The Ultimate Betrayal
Gur Hasidim in Israel are Panicking - Here's Why
Shock in Gur Hasidic community: Secret recording from Rebbe's confidential voicemail line played in court - tens of thousands fear their most intimate confessions are saved and could leak.

During a closed-door hearing in a rabbinical court, a close relative of the Gerrer Rebbe's personal secretary suddenly played a recording of a phone call that clearly came from the community's super-confidential "question line."
That freaked out tens of thousands of Hasidim, because if that call was saved, maybe every single call they've ever left has been recorded too.
For anyone not familiar: Gur Hasidim have this special voicemail line where they can call and leave private voice messages for the Rebbe's trusted secretary, Rabbi Yitzchak Breida. He listens, then passes the questions or issues on to the Rebbe himself. People pour their hearts out on that line, family problems, personal struggles, matchmaking stuff, you name it. It's supposed to be 100% confidential.
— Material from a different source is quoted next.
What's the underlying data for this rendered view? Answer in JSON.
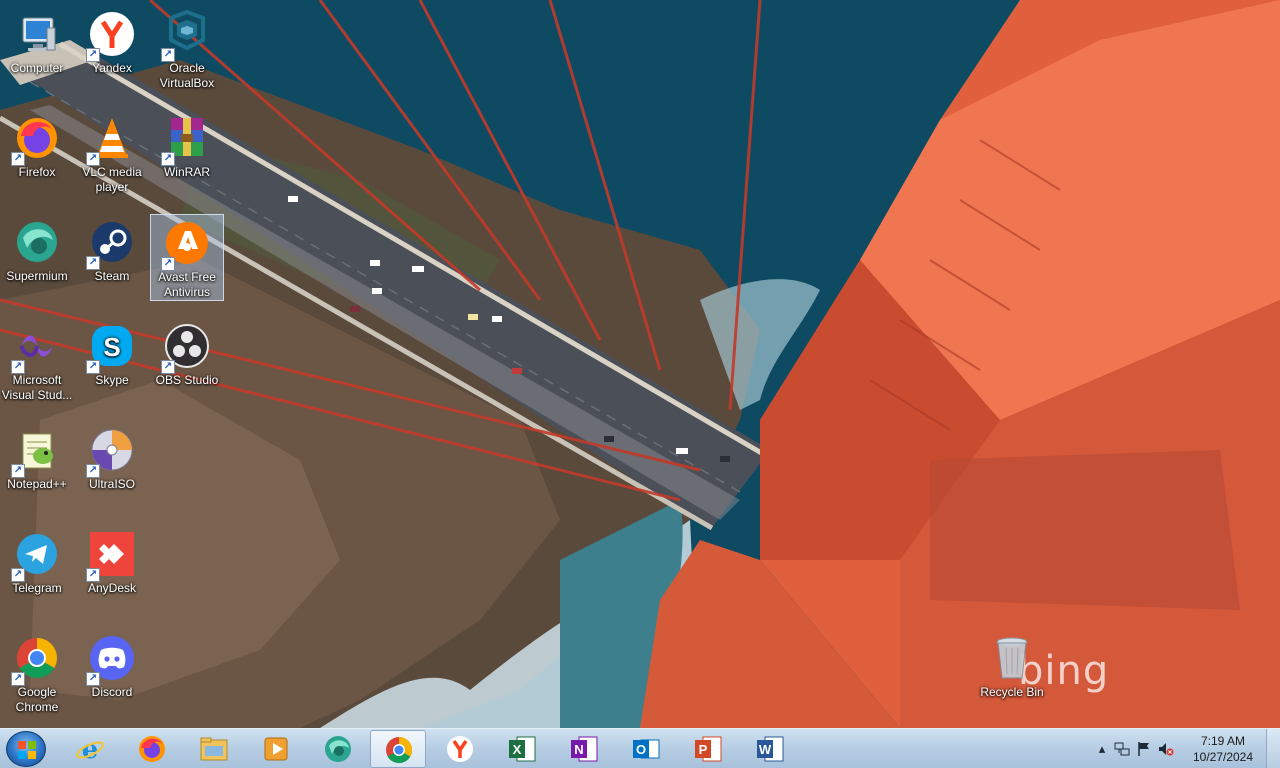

So what went down: In a financial dispute being heard at a beit din in Bnei Brak, one side (a relative of Rabbi Breida) was losing the case. They switched lawyers, came back, and then played a recording straight from that secret line to try to turn the ruling around. The judges still ruled against them, but the damage was done.
Word spread like wildfire through the community: if this one call was kept, are all our calls saved somewhere?
Attorney Shlomo Elboim (a former Gur Hasid himself, now on the city council in Bnei Brak) told Haaretz: “I checked with reliable people, this really happened. It’s a massive betrayal of trust. I used that line for personal stuff years ago and now I’m worried my own messages are sitting in some archive waiting to be weaponized against me one day.”
One regular Gur Hasid told the paper: “I feel totally exposed and betrayed. It’s shaken me to the core. We saw Rabbi Breida as the ultimate person we could trust with anything. I really hope this stays an isolated thing.”
Rabbi Breida himself said: “I have no idea if anything is being recorded. I don’t own the phone line, they just gave me the number to use. Nobody talks super-private stuff anyway, just shidduchim and halacha questions… As far as I know, nothing gets saved. This is the first I’m even hearing that recordings might exist.”
The official Gur Hasidic court responded to Haaretz: “We checked: technically it’s impossible to record calls on that line.”Still, the whole community is reeling.